The sponsor of a digital platform ecosystem is responsible for designing and owning the intellectual property rights of the platform. They establish the components, rules, and architecture of the platform. Apple, for instance, is the platform sponsor of its renowned Apple platform. The users of the platform are the consumers who use the services offered, while the content and application developers, known as complementors, are the supply-side users. Examples of such developers are WhatsApp Inc., Deliveroo, Uber, and Car2go, which provide items like music, games, and information. The platform provider, who is usually the platform sponsor, serves as the contact point for all users of the digital platform ecosystem, providing the platform's core technologies. The interactions among the actors in digital platform ecosystems result in co-created value through various digital algorithms, enabling the platform to quickly connect both sides of the market and facilitate complementary innovations.

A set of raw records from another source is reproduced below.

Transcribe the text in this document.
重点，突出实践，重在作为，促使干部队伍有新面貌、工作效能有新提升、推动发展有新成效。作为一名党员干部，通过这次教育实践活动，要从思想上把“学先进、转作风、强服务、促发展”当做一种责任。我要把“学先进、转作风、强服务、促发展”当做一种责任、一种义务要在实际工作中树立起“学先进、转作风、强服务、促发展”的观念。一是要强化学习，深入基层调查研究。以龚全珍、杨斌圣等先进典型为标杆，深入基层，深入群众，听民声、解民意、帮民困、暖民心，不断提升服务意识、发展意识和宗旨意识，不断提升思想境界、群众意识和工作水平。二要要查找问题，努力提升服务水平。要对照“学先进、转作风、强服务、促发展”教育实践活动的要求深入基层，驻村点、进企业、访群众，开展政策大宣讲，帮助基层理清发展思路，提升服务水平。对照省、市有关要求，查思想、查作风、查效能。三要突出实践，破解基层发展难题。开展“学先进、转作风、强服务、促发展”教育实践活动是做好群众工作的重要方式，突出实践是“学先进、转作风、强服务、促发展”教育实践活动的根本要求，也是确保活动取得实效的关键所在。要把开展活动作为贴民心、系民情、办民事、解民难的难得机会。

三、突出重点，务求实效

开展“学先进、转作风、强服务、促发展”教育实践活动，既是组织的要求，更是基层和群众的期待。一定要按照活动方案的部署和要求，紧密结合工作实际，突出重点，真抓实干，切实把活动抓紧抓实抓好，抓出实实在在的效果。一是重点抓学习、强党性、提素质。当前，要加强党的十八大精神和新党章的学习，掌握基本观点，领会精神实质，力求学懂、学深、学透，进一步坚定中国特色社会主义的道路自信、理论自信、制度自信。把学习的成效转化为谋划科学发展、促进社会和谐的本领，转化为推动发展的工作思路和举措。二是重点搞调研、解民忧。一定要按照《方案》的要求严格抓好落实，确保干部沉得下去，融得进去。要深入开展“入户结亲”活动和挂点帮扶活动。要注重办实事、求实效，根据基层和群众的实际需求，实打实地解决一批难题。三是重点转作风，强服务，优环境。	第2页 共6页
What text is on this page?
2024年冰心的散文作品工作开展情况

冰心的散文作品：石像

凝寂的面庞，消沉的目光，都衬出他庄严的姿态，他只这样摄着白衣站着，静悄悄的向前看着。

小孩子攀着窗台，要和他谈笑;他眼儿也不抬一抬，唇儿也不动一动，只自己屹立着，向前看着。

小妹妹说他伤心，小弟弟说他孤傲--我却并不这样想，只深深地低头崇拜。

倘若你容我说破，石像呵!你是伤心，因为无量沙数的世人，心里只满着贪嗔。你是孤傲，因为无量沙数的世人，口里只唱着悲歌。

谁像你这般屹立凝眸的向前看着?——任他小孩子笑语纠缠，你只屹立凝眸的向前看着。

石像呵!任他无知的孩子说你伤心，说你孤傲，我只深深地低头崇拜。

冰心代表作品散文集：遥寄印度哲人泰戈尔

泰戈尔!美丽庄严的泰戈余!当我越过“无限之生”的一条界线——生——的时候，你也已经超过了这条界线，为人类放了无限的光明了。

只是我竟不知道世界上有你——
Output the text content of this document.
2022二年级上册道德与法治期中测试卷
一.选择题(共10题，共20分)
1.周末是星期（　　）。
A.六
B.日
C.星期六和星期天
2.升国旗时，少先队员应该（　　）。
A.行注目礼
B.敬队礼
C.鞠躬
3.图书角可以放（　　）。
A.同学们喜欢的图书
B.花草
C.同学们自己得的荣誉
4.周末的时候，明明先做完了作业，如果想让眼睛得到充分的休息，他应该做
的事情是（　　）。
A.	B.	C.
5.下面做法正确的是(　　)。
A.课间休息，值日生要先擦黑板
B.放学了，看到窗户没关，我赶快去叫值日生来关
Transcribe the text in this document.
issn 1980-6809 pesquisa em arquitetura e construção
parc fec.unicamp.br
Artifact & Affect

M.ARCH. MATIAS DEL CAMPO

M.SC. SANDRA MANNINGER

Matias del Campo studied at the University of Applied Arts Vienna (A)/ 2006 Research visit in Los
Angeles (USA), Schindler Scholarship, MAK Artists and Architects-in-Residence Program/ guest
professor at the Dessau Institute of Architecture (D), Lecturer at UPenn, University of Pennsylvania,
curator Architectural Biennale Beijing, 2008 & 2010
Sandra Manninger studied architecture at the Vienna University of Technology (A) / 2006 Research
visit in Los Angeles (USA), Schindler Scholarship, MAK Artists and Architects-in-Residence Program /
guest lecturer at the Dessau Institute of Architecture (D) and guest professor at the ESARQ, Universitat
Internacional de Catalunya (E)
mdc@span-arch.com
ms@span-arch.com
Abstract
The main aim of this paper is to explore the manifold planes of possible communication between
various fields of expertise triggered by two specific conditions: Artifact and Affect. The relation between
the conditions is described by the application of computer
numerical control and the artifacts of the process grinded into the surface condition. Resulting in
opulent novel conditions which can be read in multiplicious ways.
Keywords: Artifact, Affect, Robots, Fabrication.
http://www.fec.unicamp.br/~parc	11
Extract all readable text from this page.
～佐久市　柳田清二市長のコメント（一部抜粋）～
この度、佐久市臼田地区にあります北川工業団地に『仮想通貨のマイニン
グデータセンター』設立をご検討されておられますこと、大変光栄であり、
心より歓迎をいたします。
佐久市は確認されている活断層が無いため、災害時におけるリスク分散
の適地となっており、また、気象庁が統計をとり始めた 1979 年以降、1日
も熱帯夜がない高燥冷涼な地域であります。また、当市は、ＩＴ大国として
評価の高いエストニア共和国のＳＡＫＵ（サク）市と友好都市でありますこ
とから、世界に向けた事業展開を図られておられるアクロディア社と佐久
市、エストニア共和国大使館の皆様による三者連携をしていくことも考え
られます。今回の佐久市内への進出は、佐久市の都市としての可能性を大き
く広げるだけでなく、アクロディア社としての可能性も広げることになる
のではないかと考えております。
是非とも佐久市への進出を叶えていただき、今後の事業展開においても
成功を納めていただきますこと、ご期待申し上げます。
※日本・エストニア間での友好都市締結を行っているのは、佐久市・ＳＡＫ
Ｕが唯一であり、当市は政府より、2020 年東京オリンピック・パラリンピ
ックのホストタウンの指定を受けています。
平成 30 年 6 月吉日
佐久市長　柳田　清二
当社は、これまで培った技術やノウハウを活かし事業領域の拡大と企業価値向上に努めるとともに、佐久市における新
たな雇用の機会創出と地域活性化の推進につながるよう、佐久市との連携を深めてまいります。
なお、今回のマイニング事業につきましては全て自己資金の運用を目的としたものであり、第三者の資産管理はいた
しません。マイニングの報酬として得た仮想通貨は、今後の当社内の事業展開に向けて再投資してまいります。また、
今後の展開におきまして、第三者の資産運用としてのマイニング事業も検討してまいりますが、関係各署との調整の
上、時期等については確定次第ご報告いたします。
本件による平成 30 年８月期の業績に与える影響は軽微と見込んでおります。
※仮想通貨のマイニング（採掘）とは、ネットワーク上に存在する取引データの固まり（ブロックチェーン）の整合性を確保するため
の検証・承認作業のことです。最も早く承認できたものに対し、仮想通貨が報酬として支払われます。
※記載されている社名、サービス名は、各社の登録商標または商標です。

Put it differently, the platform sponsor plays a critical role in designing digital platforms' algorithms, taking into account four essential factors from a structural perspective: shared standards, rules of participation, degree of openness, and direct and indirect network effects. Shared standards are the first critical element that offers clarity for how digital platform components interact. The second element is the rules of participation that are essential to make digital platform ecosystems work effectively. The third element is the degree of openness, which involves decisions on how much core technology to share with the complementors, which actors can participate in the platform, and the compatibility of the innovation platform with other complementary and substitutive digital platforms. Lastly, network effect dynamics imply that each additional user makes the platform more valuable to every other user on the same or the other side, known as same-side and cross-side network effects.

To understand the purpose of digital platforms, there are three distinct types of platforms: transaction platforms, innovation platforms, and hybrid platforms. Transaction platforms are designed to facilitate transactions and interactions within the market side, such as Twitter, Uber, Airbnb, Amazon Marketplace, Alibaba, and LinkedIn. On the other hand, innovation platforms provide a technological foundation for complementors to create new complementary innovations. Examples of innovation platforms are Xiaomi Miui, Apple iOS, Google Android, Nintendo, Sony PlayStation, and Amazon Web Services. Lastly, hybrid platforms combine both transaction and innovation functions, like Amazon, which offers a marketplace for transactions and web services for innovation.